During the Nov. 11 panel, Clark asked GEAR participants what state regulators should take away from the report.

Georgia Public Service Commissioner, GEAR Chair and outgoing NARUC President Tricia Pridemore said her state already allows electric utilities to roll firm gas transportation and storage costs into their rate base.

“It’s just a part of our customer expectations and how we operate,” Pridemore said. “Developing a path within your state to do the same provides liability assurances and insurance that’s not matched, and that is a path that I think regulators, who fully understand the systems more than our friends in the legislature do, should be communicating now.”

Kansas Corporation Commissioner Dwight Keen said he thinks state governments should take a role in ensuring that the gas and electric industries “provide continuity of attention to the nuances, the methods and the means by which we continually re-evaluate and reassess … the kinds of techniques we can use to really enhance reliability going forward.”

Rhode Island Public Utilities Commissioner Ron Gerwatowski expressed regret that the report contained many recommendations his agency doesn’t have the authority to implement, but he appreciated that it provides “an education.”

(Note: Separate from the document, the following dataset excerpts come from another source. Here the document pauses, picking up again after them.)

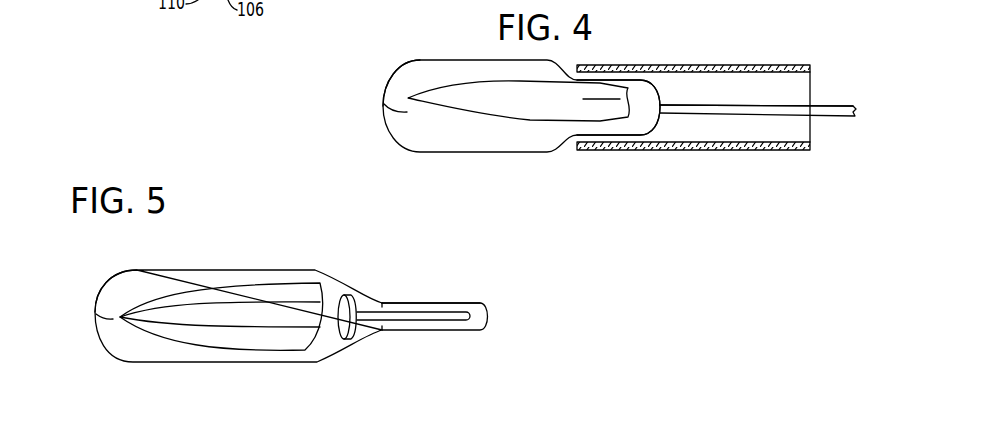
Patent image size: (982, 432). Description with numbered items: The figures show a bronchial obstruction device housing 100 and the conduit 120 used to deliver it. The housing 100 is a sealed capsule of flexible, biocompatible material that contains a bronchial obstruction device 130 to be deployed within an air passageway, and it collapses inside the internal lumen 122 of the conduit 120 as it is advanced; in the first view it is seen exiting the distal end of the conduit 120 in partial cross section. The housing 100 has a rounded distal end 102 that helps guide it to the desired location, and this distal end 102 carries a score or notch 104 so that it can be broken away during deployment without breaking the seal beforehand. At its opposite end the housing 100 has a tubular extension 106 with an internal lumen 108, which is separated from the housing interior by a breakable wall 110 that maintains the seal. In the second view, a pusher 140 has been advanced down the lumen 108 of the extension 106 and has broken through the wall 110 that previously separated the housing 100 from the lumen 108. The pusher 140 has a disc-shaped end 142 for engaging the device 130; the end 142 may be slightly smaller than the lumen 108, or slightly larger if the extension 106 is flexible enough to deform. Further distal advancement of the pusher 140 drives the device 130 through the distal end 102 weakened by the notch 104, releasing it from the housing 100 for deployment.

In FIG. 4, the bronchial obstruction device housing 100 is at (450, 59).
In FIG. 5, the bronchial obstruction device housing 100 is at (238, 269).
In FIG. 4, the rounded distal end 102 is at (390, 80).
In FIG. 5, the rounded distal end 102 is at (106, 290).
In FIG. 4, the score or notch 104 is at (384, 104).
In FIG. 5, the score or notch 104 is at (97, 317).
In FIG. 4, the tubular extension 106 is at (757, 118).
In FIG. 5, the tubular extension 106 is at (433, 303).
In FIG. 4, the internal lumen 108 is at (820, 105).
In FIG. 5, the internal lumen 108 is at (433, 328).
In FIG. 4, the breakable wall 110 is at (662, 107).
In FIG. 5, the breakable wall 110 is at (382, 302).
In FIG. 4, the conduit 120 is at (688, 67).
In FIG. 4, the internal lumen 122 is at (742, 83).
In FIG. 4, the bronchial obstruction device 130 is at (512, 122).
In FIG. 5, the bronchial obstruction device 130 is at (177, 295).
In FIG. 5, the pusher 140 is at (402, 314).
In FIG. 5, the disc-shaped end 142 is at (335, 298).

“There’s a lot of information that’s confirming things, some of which we know already, but other things that are new,” Gerwatowski said, adding that the report gives regulators additional information to bring into federal proceedings or conversations at RTOs, allowing them to “act as advocates to try to move things along” when gas and electric entities come into conflict.

Arizona Corporation Commissioner Lea Marquez Peterson said the effort offered “a clear realization how different every state is. In Arizona, we don’t have natural gas supply; we’re dependent on neighbors and distribution lines that come through our state.” She said developing the report revealed the level of interdependence among states on gas issues.

Michigan Public Service Commissioner Dan Scripps recommended that fellow regulators take time to understand their utilities’ load shed procedures because it’s “way, way too late” once a state is in an emergency.

Scripps advised also that regulators in organized electricity markets work with RTOs “around scheduling and dispatch as well as the incentives for things like out-of-market support for natural gas purchases.”

Iowa Utilities Commissioner Josh Byrnes said the report is “a script” for having conversations with utilities.

“Sometimes I struggle with what can we do as regulators when it comes to some of these topics — like, some of them feel like they’re beyond our scope, [or] sometimes it feels like it’s more federal level, or it’s just like, where do I fit into the conversation?” Byrnes said. “So I feel like this report is going to help me to start those conversations and try to find that purpose moving forward as a regulator in this issue.”